Test Drive Unlimited 2 erfüllt alle Voraussetzungen für das erneut ganz andere Rennspiel-Erlebnis … und dabei bleibt es leider, denn Mühe allein genügt nicht, sagte schon die selige Frau Sommer aus der Kaffee-Werbung. Als Spieler ist man ergebnisorientiert und erwartet für sein Vollpreis-Geld auch einen Vollpreis-Titel und keine Bananen-Software. Daran ändert auch die teilweise wirklich ansehnliche Grafik inklusive der dynamischen Tag- und Nachtwechsel nichts. Ein Schadensmodell ist so gut wie nicht vorhanden, die Verfolgungsrennen mit den Cops sind unspielbar und ein funktionierender Online-Modus ist nach fast 2 Wochen in weiter Ferne.

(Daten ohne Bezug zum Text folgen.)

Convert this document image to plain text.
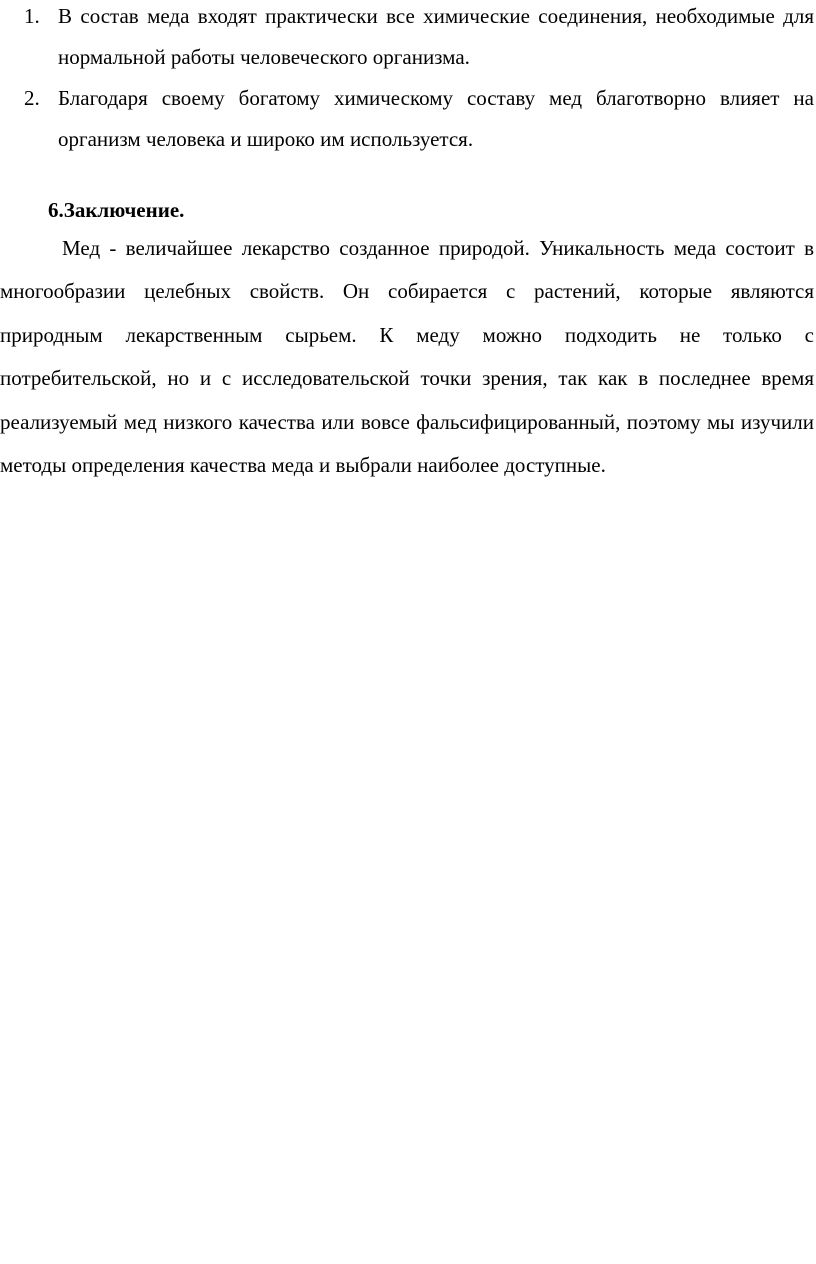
1. В состав меда входят практически все химические соединения, необходимые для нормальной работы человеческого организма.
2. Благодаря своему богатому химическому составу мед благотворно влияет на организм человека и широко им используется.
6.Заключение.

Мед - величайшее лекарство созданное природой. Уникальность меда состоит в многообразии целебных свойств. Он собирается с растений, которые являются природным лекарственным сырьем. К меду можно подходить не только с потребительской, но и с исследовательской точки зрения, так как в последнее время реализуемый мед низкого качества или вовсе фальсифицированный, поэтому мы изучили методы определения качества меда и выбрали наиболее доступные.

Beschränkt man sich auf den Single-Player erhält man einen mehr als durchschnittlichen Titel mit massig Optionen und Technik von vor 5 Jahren. Wer über die vielen momentan noch vorhandenen Fehler hinwegsehen kann und Spaß daran hat, mit einigen der teuersten Boliden der Welt entspannt bei lauter Musik über einen schönen Flecken Erde zu cruisen, ist gut bedient … vorausgesetzt, das Radio fällt mal nicht aus. Ich bin bei diesem Titel zwischen Frust und Freude hin- und hergerissen, wie schon lange bei keinem Rennspiel mehr. Einerseits habe ich echten Spaß daran, die ganze Insel zu erkunden, andererseits nerven mich eine nicht ausgewogene KI und Kleinigkeiten wie sich selbst wieder aufstellende Verkehrsschilder maßlos. Der Vorgänger war klasse, versaute mir aber damals schon mit einem Bug im Clubrennen die letzten 10GS an der 1000, in TDU 2 bin ich im Moment von einem Durchspielen weit entfernt. Ich warte also weiterhin ab, ob und wann hier der Atari-Mörder-Patch alle Fehler behebt und fahre eben bis dahin ein wenig spazieren.